Hundertwasser : un artiste visionnaire
Natif de Vienne, Friedensreich Hundertwasser a bouleversé l’art contemporain et l’architecture par son refus assumé de la ligne droite et son rejet des conventions. Inspiré par Egon Schiele, qu’il voyait comme une figure tutélaire, il a porté un regard critique sur l’urbanisme traditionnel. Pierre Restany, critique d’art réputé, a souligné à quel point Hundertwasser a devancé son époque en initiant une architecture soucieuse de l’environnement.
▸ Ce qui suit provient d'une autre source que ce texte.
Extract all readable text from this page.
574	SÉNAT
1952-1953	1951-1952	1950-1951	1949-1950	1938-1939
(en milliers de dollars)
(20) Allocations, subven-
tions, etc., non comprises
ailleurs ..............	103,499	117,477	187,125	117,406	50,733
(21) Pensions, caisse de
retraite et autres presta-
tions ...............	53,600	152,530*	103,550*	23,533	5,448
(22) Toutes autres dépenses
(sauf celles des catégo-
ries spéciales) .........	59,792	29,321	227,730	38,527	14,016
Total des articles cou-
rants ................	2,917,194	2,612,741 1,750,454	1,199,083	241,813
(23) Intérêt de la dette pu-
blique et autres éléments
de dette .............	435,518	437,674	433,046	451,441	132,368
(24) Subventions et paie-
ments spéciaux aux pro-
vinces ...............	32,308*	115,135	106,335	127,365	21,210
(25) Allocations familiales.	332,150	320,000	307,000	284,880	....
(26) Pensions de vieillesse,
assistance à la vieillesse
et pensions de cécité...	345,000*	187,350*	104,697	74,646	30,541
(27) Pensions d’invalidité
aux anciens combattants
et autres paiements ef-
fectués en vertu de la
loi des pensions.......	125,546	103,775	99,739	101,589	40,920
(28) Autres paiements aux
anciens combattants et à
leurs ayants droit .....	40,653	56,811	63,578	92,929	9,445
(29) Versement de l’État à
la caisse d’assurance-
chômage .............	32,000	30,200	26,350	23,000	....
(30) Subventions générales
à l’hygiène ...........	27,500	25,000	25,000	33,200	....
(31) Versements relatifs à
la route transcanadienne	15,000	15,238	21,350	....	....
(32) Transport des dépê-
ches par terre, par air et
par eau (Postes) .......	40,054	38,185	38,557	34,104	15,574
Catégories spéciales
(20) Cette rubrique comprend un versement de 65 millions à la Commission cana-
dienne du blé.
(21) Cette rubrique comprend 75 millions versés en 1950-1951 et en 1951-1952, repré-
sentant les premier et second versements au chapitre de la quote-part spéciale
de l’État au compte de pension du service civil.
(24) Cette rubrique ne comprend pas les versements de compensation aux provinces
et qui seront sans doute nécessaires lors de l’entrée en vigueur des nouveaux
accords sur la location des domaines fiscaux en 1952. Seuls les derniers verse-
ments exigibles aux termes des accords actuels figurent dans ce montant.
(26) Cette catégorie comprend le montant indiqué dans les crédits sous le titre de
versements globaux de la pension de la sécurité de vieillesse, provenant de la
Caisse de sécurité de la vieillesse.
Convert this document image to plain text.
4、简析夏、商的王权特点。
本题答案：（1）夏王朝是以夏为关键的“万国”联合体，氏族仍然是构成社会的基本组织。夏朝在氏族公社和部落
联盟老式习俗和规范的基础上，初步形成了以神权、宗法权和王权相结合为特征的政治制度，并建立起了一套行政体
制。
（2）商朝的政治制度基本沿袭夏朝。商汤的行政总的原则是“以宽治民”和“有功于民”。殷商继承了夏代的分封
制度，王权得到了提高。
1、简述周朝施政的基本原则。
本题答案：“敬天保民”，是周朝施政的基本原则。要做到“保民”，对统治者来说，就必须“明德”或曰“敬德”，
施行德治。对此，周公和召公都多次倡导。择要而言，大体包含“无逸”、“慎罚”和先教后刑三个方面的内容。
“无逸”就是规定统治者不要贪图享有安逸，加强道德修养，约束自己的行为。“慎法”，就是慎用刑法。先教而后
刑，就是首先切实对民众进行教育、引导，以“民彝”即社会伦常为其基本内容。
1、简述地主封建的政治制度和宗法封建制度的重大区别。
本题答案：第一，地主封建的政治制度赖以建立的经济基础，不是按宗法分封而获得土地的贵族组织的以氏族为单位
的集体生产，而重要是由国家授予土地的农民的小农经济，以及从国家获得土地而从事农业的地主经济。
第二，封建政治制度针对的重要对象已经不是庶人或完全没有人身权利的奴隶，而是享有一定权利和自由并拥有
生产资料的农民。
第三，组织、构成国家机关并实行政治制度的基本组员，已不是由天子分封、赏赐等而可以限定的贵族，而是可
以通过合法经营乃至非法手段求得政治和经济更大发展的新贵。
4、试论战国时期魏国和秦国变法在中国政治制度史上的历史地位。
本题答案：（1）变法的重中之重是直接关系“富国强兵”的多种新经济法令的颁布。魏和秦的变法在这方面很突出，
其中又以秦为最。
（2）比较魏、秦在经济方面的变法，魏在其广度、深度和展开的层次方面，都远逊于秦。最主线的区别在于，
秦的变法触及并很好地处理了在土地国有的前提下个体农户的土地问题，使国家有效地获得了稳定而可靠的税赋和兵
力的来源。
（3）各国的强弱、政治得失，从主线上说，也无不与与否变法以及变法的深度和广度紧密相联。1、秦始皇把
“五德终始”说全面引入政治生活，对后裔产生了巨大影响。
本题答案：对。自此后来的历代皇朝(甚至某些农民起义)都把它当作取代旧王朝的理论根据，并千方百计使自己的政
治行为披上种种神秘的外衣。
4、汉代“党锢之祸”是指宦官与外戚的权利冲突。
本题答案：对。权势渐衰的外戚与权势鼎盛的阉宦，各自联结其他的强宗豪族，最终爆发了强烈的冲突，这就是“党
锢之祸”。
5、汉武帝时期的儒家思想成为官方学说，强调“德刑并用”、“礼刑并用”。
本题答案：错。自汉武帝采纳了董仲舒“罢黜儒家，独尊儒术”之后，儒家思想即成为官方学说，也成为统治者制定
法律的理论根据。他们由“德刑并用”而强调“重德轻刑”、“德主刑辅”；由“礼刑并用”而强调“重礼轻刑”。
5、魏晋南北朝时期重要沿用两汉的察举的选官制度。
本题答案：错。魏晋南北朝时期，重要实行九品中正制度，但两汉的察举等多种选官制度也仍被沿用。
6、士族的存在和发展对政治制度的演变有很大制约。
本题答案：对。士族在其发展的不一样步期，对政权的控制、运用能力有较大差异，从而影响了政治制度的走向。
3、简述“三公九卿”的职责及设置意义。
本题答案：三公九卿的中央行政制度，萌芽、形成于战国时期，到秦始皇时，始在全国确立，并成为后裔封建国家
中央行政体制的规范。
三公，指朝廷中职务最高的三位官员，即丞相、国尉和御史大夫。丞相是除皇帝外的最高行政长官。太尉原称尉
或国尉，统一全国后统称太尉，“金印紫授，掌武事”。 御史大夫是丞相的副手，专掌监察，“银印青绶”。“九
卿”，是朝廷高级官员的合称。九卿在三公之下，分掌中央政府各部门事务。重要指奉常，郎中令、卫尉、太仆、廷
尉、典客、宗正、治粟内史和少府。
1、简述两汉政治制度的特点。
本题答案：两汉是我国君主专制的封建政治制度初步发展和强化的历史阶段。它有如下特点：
Une vision unique de l’art et de l’architecture
Installé un temps en Nouvelle-Zélande, Hundertwasser a forgé une philosophie artistique ancrée dans le respect du vivant. Ses réalisations emblématiques, telles que la Hundertwasserhaus à Vienne ou la Spirale de Darmstadt, illustrent ce parti pris radical : ici, l’arbre n’est pas relégué à la cour d’école, il s’invite en pleine façade, dialogue avec la brique et le béton. À travers ces projets, il a montré qu’un bâtiment pouvait devenir un écosystème en soi.
Quelques exemples phares permettent de saisir cette démarche singulière :
- Hundertwasserhaus : Un ensemble de logements collectifs à Vienne, où la nature s’invite à chaque étage.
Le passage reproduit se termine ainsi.